In the present case of biallelic mutations in RFX6, the transcript with the 3′-most RFX6 mutation (c.2596C>T) is predicted to escape NMD, a possibility which could be tested by analyzing levels of wild-type and mutated transcripts in a suitable experimental assay. It is possible that escape from NMD could lead to some retention of function of the RFX6 protein generated from that allele, with a resulting milder phenotype with respect to age of onset of diabetes and other clinical features.14

The data presented support the idea that biallelic mutations in RFX6 should be considered in any infant presenting with duodenal or jejunal atresia with or without intestinal malrotation, especially in the context of possible autosomal recessive inheritance. A genetic diagnosis confers not only the advantage of establishing a molecular genetic diagnosis, but also alerts the clinician to the future possibilities of onset of diabetes during infancy or childhood, as well as possible hepatobiliary complications.

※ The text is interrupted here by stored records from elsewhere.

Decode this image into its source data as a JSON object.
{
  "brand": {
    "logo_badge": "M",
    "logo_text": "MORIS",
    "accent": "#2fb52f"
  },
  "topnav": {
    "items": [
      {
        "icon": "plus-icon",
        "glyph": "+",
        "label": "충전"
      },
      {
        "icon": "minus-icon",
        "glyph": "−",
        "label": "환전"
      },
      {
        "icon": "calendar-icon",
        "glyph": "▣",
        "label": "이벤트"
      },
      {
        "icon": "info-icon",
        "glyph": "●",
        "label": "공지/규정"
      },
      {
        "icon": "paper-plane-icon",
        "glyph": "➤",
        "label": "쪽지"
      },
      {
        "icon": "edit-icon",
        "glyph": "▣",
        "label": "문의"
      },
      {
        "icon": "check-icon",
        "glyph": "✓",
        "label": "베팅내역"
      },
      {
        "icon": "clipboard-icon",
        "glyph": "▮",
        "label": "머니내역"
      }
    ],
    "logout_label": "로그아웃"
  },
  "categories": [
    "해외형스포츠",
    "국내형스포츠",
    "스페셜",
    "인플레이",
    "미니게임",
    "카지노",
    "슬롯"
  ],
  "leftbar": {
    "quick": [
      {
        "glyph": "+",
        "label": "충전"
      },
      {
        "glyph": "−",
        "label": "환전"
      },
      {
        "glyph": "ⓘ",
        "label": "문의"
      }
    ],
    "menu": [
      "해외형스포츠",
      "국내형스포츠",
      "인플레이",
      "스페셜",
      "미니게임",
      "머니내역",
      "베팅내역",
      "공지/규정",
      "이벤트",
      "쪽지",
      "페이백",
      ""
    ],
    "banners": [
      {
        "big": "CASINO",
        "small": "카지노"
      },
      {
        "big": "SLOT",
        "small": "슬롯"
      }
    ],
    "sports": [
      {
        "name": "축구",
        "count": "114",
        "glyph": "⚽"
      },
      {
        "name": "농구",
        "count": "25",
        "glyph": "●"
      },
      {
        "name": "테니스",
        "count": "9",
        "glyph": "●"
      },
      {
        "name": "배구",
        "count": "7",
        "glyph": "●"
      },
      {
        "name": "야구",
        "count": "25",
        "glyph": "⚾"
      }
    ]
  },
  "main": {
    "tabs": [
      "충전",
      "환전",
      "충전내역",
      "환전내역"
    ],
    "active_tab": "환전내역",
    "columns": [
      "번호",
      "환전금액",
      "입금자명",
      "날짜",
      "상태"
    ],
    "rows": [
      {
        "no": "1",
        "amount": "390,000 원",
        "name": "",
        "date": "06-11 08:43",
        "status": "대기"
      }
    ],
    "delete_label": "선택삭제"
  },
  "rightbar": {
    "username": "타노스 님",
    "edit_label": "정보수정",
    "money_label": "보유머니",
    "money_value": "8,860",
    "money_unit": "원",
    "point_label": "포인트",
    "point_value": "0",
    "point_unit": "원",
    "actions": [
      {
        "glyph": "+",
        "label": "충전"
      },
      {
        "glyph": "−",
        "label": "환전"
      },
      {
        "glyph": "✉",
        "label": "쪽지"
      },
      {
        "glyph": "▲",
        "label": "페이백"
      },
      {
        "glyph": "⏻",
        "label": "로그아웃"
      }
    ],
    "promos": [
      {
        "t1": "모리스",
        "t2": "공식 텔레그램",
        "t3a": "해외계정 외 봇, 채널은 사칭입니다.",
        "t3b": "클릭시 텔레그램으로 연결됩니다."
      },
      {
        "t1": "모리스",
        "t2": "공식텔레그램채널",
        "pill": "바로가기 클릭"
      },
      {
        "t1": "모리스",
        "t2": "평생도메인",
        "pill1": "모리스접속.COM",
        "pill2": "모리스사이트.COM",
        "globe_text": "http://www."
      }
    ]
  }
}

In summary, we report two individuals each with compound heterozygous RFX6 nonsense mutations and an intestinal phenotype consistent with Mitchell–Riley syndrome, but with onset of diabetes in childhood rather than in the first 2 weeks of life. Genetic testing for RFX6 mutations should be considered in patients presenting with intestinal atresias in the absence of neonatal diabetes, especially where sibling recurrence or parental consanguinity point to possible autosomal recessive inheritance.